3. The sensor of claim 1, wherein a thickness of the electrically conductive heating element is optimized to minimize the thickness while maintaining a pre-defined sensor resistance.

4. The sensor of claim 3, wherein the thickness of the electrically conductive heating element is substantially uniform.

5. The sensor of claim 1, wherein a ratio of the electrically conductive heating element to a surface of the base is substantially uniform across the base.

6. The sensor of claim 1, wherein the electrically conductive heating element comprises a circular striped portion defining a plurality of heating element strips spaced apart in a first direction and extending in parallel in a second direction perpendicular to the first direction, wherein interior heating element strips are each coupled to respective adjacent heating element strips at respective ends thereof.

7. The sensor of claim 6, further comprising: first and second electrical leads coupled to the electrically conductive heating element,wherein first and second heating element strips at respective sides in the first direction are respectively coupled to the first and second electrical leads at first ends thereof and are each coupled to a respective adjacent heating element strip at second ends thereof.

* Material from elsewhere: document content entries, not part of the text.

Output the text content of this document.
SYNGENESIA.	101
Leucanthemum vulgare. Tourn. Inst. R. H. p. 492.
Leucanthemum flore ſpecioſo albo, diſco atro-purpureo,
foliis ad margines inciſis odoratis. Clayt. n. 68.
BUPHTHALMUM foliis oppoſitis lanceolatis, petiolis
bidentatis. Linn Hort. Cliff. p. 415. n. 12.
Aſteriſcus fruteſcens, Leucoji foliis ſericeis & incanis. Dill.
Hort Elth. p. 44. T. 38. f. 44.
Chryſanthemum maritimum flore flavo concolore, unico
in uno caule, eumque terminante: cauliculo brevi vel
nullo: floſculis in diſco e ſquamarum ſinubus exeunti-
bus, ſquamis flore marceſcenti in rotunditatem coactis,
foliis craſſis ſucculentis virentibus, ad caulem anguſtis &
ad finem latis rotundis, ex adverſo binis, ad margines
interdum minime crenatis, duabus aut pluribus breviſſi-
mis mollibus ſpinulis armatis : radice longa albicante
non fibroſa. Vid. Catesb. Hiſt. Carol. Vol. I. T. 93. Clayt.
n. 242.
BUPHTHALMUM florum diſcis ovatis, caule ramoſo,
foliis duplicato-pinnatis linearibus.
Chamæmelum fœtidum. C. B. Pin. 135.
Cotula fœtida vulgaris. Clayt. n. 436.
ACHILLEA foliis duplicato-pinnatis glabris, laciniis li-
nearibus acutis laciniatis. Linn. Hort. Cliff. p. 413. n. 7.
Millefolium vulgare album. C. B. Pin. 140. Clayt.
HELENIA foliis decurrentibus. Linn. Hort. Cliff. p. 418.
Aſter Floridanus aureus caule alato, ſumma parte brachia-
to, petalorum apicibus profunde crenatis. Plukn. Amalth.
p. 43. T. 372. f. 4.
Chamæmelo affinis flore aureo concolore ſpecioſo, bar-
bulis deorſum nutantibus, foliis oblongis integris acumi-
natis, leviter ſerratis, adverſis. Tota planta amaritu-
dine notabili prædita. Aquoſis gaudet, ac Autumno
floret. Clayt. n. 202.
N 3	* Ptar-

8. The sensor of claim 7, wherein the electrically conductive heating element further comprises an outer circular portion coupled to the first electrical lead, and wherein the first end of the first heating element strip is coupled to the outer circular portion.

9. The sensor of claim 8, wherein the outer circular portion extends circumferentially around the circular striped portion, and defines a gap in proximity to the second electrical lead.

10. The sensor of claim 8, wherein the electrically conductive heating element further comprises a first inner circular portion coupled between the first end of the first heating element strip and the outer circular portion.

11. The sensor of claim 10, wherein the first inner circular portion has an oscillating shape to fill a space between a first subset of the plurality of heating element strips and the outer circular portion.

12. The sensor of claim 8, wherein the electrically conductive heating element further comprises a second inner circular portion coupled to the second electrical lead, and wherein the first end of the second heating element strip is coupled to the second inner circular portion.

13. The sensor of claim 12, wherein the second inner circular portion has an oscillating shape to fill a space between a second subset of the plurality of heating element strips and the outer circular portion.

14. The sensor of claim 7, wherein the first electrical lead is disposed closer to the second heating element strip and the second electrical lead is disposed closer to the first heating element strip in the first direction.

15. The sensor of claim 1, wherein the electrically conductive heating element is etched onto the base.

16. The sensor of claim 1, wherein the electrically conductive heating element is made of nickel or platinum.

17. The sensor of claim 1, wherein the base is made of an electrical insulating material.

18. The sensor of claim 1, further comprising a cover bonded to the base to secure the electrically conductive heating element in place.

19. The sensor of claim 18, wherein the cover is made of an electrical insulating material.

20. Use of the sensor of claim 1 for measuring thermophysical properties of a sample material.